Leuten, die sich noch nicht getraut haben, sich zu outen und ihre Sexualität noch verstecken, können die beiden Abiturientinnen nur raten: Mach's einfach. "Such Dir eine Person, der Du vertraust. Je schneller Du Dir im Klaren bist, dass es okay ist, desto besser"
Auch vor schlechten Reaktionen soll man keine Angst haben. Man soll sich immer die Frage stellen "Willst Du wirklich mit der Person befreundet sein, wenn sie schlecht darauf reagiert, wer Du bist? Ist es die Person wert, dass Du Dich die ganze Zeit verstellst? Dass Du mit dem Gedanken lebst, die Person würde Dich weniger mögen, wenn sie die Wahrheit wüsste."

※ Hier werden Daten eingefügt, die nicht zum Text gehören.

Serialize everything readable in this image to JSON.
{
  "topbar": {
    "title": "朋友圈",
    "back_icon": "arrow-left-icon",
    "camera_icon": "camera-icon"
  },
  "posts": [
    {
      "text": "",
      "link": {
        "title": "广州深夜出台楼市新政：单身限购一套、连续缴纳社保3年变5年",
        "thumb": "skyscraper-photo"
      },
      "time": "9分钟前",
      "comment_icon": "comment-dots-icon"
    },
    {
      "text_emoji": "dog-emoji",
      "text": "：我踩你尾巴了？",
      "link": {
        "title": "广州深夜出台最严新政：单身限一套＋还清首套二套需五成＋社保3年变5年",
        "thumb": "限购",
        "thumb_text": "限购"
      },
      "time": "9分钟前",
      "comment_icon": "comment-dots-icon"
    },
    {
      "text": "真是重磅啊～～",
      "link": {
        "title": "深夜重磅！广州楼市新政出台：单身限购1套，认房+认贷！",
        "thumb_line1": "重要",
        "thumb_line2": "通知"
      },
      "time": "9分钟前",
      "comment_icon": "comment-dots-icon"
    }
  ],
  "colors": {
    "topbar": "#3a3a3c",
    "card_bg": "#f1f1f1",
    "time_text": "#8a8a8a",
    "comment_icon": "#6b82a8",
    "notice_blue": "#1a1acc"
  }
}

Ich würde mir wünschen, dass man nicht mehr das Gefühl vermittelt bekommt, man wäre falsch.Katharina
Natürlich ist das komplizierter, wenn es um Familienmitglieder geht. Diese kann man ja nicht einfach meiden. "Wenn Dir droht, dass Du von Deinen Eltern rausgeworfen wirst, warte am besten mit dem Outing, bis Du ausgezogen bist. Oder wenn euch Gewalt droht, ist es vielleicht besser, es vor dieser Person erst mal zu verheimlichen. So blöd das auch klingen mag", rät Julia.

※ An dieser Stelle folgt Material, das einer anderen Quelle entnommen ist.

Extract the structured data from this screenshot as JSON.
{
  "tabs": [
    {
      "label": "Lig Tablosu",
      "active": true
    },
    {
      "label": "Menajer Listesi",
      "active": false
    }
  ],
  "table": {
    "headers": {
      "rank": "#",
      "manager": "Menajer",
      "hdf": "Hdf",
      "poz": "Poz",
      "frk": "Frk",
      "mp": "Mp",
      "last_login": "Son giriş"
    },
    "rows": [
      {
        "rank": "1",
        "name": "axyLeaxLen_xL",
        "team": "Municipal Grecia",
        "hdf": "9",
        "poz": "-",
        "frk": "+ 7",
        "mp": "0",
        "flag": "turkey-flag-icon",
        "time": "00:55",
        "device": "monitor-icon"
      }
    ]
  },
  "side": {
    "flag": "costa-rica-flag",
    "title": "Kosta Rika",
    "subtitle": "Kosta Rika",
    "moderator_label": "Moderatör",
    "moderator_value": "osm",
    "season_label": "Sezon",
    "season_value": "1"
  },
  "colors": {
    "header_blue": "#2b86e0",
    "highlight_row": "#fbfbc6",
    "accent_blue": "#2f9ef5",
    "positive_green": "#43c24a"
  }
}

Auch auf die Frage, wie man am besten auf ein Coming-Out reagiert, haben sie sofort eine Antwort: positiv. "Wenn es euch nicht passt, solltet ihr die eigene Meinung unterdrücken. Versucht, euch in euer Gegenüber hineinzuversetzen, wie wichtig es ihm oder ihr ist", erklärt Julia. "Es braucht viel Mut, sich einem Menschen anzuvertrauen und das sollte man schätzen, auch wenn man nicht begeistert davon ist, was einem gerade erzählt wird", ergänzt Katharina.